Chavez, who was booing from the start, said some graduating students had their backs turned on Schmidt during the ceremony. He noted that others were confused by the initial jeers before Schmidt began talking about automation. But as his speech progressed, many more students joined the booing. I know what many of you are feeling about that, I can hear you, Schmidt said amid a chorus of boos. There is a fear in your generation that the future has already been written, he acknowledged. He noted their fears that machines are coming, jobs are evaporating, the climate is breaking, and politics is fractured. You are inheriting a mess that you did not create, and I understand that fear, he told the crowd. Schmidt’s reassurances did not win Chavez over. They are putting the wants and needs of billionaires over us, he says. He wished companies would use technology to make workers’ lives easier, instead of using it to extract more profit or replace them. It is up to us as engineering students to use our knowledge for the service of the planet, he says. Chavez wants to work in the environmental regulation of chemical plants. A representative for Schmidt said the former Google chief executive has tremendous respect for differences of opinion but believes the best way to address these challenges is to talk about them.

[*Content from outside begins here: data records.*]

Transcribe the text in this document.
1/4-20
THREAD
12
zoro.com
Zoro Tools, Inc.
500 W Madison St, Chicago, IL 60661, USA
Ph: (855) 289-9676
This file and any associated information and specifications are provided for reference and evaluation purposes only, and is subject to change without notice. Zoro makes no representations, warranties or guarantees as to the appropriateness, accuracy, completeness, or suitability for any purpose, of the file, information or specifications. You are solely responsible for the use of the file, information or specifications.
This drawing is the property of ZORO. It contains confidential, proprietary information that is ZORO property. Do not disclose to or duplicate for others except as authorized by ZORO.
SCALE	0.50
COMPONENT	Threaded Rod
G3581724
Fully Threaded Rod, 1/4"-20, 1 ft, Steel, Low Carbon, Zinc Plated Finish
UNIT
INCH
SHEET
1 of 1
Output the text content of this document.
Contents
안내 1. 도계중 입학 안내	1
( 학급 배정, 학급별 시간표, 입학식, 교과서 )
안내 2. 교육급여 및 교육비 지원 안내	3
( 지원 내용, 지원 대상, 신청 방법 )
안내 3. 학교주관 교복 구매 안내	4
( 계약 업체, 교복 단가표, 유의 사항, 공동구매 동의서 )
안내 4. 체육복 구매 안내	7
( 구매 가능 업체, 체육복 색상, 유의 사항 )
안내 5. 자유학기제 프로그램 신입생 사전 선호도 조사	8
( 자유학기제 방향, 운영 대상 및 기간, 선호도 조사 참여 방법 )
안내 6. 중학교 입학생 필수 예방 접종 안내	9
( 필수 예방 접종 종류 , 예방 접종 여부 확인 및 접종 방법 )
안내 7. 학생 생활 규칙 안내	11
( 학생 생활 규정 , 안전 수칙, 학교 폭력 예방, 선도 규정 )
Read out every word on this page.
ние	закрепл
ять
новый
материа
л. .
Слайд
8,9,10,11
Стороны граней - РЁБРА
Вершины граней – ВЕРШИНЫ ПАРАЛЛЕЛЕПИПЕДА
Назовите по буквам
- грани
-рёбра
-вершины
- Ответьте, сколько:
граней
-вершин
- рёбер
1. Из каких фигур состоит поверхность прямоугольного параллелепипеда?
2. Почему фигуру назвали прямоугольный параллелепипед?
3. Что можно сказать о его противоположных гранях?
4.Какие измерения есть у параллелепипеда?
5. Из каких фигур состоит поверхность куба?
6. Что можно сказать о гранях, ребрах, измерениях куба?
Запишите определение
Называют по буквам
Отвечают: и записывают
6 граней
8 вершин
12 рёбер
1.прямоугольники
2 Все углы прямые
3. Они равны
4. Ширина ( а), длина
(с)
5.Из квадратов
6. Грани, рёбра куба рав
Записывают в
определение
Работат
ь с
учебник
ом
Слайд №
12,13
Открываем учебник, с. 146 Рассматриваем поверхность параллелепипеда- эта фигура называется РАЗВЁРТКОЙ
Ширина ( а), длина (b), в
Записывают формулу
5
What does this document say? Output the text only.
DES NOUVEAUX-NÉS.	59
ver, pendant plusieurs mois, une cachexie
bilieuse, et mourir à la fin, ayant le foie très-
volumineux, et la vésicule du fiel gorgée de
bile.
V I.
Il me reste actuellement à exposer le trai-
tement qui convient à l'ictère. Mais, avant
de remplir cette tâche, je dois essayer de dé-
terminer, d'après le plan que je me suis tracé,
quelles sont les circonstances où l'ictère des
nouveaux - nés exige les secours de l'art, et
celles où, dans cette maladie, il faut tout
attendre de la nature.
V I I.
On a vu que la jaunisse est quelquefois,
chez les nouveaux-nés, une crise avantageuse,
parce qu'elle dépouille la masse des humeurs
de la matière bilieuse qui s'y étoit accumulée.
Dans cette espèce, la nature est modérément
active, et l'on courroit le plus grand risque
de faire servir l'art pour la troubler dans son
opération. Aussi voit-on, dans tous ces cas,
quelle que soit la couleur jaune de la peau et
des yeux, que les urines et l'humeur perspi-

At Glendale Community College in Arizona, it was not a graduation speaker that drew students’ ire. Instead, it was the automated machine reading out their names. Turns out, it missed some. College president Tiffany Hernandez apologized and told graduates towards the end of the ceremony about the situation. Here is what is happening, we are using a new automated system as our reader, she said as boos roared through the arena. Hernandez paused for a few seconds and let out a few nervous laughs. That is a lesson learned from us, she admitted to the audience. Aidan Benjamin, who is graduating from Glendale Community College this summer with an associate’s degree in accounting, was at the ceremony to support his cousin. He thought she would be walking the stage. She never did, because the automated announcement system never called her name. I was booing because I was like, this sucks, Benjamin said. This is such a big moment for students, he noted. Benjamin said they both laughed about the malfunction afterwards. But it just did not feel good at the end of the day, he says. It should not have happened that way, he concludes.